2. Dir-se-á que se trata de uma questão de mercado, uma questão de oferta e procura. Pois então que apliquem o mesmo exato princípio das regras de mercado ao processo de centralização de direitos televisivos.
3. A UEFA obriga a respeitar valores máximos para a fixação de preços dos bilhetes dos jogos para os adeptos visitantes. É uma regra que deveria ser aplicada também em Portugal.
4. Se a Liga não trata do assunto, talvez não seja desajustado o Benfica tomar uma posição de força: a) não promover a venda de bilhetes dos jogos fora em que os adversários abusem do preço; b) em simultâneo, aconselhar os seus adeptos a não marcar presença nesses jogos.

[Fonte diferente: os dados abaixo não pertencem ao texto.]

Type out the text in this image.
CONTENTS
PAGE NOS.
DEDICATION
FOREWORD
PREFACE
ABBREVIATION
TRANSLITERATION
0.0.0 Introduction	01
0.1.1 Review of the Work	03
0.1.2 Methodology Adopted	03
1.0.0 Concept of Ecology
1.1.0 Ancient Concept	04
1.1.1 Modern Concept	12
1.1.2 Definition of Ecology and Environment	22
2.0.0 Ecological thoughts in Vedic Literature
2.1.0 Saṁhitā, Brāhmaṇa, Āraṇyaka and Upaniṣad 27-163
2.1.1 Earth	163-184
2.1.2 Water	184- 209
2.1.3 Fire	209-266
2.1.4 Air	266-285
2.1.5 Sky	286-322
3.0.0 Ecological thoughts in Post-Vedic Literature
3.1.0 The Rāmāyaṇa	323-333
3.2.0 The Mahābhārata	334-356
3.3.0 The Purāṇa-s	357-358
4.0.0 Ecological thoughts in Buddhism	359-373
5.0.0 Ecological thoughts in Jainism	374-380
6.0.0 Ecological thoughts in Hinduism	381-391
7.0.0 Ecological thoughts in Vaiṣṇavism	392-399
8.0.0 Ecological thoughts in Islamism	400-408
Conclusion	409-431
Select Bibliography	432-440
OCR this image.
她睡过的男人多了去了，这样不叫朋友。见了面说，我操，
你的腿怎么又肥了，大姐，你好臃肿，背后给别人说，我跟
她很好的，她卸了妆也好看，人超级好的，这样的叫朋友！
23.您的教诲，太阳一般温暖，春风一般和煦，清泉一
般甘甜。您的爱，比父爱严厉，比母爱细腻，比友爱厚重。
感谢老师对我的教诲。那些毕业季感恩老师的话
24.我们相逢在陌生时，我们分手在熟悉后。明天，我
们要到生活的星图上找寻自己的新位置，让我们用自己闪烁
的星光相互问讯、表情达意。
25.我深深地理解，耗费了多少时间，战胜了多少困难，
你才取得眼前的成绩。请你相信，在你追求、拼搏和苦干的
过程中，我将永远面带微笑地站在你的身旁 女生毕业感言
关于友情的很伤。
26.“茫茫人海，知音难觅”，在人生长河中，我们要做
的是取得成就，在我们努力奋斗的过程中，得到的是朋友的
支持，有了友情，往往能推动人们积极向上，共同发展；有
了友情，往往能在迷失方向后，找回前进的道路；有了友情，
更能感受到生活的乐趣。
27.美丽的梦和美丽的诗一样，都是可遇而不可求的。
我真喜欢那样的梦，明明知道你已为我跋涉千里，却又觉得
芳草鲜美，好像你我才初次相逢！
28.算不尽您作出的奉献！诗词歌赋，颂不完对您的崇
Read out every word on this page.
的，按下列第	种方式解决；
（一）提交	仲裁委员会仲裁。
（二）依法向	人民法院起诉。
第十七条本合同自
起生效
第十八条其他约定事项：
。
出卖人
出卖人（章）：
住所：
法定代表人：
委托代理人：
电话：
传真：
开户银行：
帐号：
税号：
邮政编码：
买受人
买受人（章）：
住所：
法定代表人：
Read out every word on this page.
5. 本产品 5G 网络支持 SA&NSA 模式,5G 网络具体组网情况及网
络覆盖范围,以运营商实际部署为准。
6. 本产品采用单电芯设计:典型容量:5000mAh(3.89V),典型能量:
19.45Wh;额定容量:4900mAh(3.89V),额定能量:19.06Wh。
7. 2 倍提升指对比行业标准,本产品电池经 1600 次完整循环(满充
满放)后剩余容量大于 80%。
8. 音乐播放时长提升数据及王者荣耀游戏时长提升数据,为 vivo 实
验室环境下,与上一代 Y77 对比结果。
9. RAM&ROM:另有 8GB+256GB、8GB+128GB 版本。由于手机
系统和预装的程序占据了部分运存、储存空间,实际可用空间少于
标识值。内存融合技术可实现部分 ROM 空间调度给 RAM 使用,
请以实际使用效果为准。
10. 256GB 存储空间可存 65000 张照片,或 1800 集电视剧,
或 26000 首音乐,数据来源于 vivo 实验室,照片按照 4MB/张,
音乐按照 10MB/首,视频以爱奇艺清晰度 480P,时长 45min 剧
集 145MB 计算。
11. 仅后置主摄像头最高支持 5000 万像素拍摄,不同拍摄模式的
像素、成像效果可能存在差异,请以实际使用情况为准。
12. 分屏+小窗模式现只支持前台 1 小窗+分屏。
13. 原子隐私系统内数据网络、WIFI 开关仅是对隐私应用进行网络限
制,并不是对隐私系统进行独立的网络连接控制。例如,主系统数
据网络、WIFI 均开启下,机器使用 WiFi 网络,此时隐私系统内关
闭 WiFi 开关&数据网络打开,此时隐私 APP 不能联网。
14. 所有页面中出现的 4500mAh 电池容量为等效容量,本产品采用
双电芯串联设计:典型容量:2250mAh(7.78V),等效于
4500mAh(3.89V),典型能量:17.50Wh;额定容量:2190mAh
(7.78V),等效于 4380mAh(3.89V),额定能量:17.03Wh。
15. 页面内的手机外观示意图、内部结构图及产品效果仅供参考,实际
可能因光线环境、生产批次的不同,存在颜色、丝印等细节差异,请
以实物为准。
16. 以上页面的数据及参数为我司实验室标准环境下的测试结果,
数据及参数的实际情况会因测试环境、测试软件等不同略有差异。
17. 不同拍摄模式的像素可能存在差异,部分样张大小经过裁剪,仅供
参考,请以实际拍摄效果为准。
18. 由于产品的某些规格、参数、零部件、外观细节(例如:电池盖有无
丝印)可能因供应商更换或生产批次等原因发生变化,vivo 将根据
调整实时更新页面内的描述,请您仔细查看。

5. O Benfica já é o abono de família do futebol português, não pode ser também tapa-buracos de clubes mal geridos.
6. O estádio dos Barreiros tem sido, ademais, palco de atos de prepotência que obrigam adeptos do Benfica a deixar de fora do recinto os respetivos adereços do clube. Ou seja, não só descaradamente os exploram, tiram-lhes também o direito de apoiar o clube da forma pacífica que muito bem entenderem."